Pour lui répondre, il faudrait d'abord
être clair sur le vocabulaire utilisé : nous
ne sommes pas venus nous "installer" en France, même
si c'est ce que font aujourd'hui, quotidiennement, des dizaines
et des dizaines d'émigrés clandestins. Nous
"vivions" en France, dans des villes et des départements
de la République Française, soi-disant "une
et indivisible" et nous en avons été chassés
devant l'odieuse alternative de "la valise ou le cercueil".

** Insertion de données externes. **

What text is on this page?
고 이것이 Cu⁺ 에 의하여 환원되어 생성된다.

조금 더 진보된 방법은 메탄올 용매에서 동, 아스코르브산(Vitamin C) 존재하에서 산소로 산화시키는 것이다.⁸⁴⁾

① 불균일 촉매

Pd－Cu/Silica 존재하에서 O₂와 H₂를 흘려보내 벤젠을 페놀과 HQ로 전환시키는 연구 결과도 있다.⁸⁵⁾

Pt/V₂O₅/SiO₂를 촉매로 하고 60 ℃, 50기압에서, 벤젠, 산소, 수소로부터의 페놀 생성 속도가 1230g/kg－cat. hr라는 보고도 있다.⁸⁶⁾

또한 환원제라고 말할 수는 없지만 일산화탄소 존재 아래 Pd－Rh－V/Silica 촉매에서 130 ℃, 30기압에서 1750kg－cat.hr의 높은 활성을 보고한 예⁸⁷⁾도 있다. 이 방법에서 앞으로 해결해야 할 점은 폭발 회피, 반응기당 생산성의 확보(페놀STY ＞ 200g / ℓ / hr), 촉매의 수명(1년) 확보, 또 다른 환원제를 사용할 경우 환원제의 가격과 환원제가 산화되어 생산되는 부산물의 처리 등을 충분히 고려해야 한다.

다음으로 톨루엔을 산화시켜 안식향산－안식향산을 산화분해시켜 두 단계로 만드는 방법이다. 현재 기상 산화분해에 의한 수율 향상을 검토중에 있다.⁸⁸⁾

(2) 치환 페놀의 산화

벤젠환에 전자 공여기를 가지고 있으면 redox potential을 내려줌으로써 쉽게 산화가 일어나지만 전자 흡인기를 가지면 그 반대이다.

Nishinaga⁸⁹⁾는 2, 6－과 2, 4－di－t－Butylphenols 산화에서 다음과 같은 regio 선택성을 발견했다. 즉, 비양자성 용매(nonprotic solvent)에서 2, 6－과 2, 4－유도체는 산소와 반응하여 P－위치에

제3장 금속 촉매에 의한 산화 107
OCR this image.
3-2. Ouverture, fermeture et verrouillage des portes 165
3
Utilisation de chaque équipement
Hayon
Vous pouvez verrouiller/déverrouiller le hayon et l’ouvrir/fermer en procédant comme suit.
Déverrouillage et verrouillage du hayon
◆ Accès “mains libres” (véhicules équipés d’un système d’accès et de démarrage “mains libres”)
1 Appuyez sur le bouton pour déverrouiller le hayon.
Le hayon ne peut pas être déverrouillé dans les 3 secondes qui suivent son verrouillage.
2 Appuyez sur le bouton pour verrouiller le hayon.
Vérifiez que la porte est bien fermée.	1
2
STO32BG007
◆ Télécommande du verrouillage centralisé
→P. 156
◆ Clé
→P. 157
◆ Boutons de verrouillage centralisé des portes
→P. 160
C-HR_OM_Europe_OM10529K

Quel est le Français de l'Hexagone
qui, se voyant contraint - hypothèse surréaliste,
sauf pour un certain général et ses godillots
- contraint donc de renfermer toute une vie de travail,
de projets, d'épargne et de sacrifices, de privations
et d'abondances, d'échecs et de réussites,
dans une simple valise, ne se sentirait pas bafoué,
humilié, escroqué, volé et pillé
jusqu'à la moelle, et dans les conditions les plus
abjectes ?
Quel est le Français de métropole
qui ne se sentirait pas autorisé à clamer
son indignation, à cor et à cri, et à
manifester violemment pour obtenir ne serait-ce qu'un injuste
semblant de réparations ? Quand on voit l'ampleur
et la violence que prennent, dans les villes de l'Hexagone,
les revendications qui "descendent dans la rue"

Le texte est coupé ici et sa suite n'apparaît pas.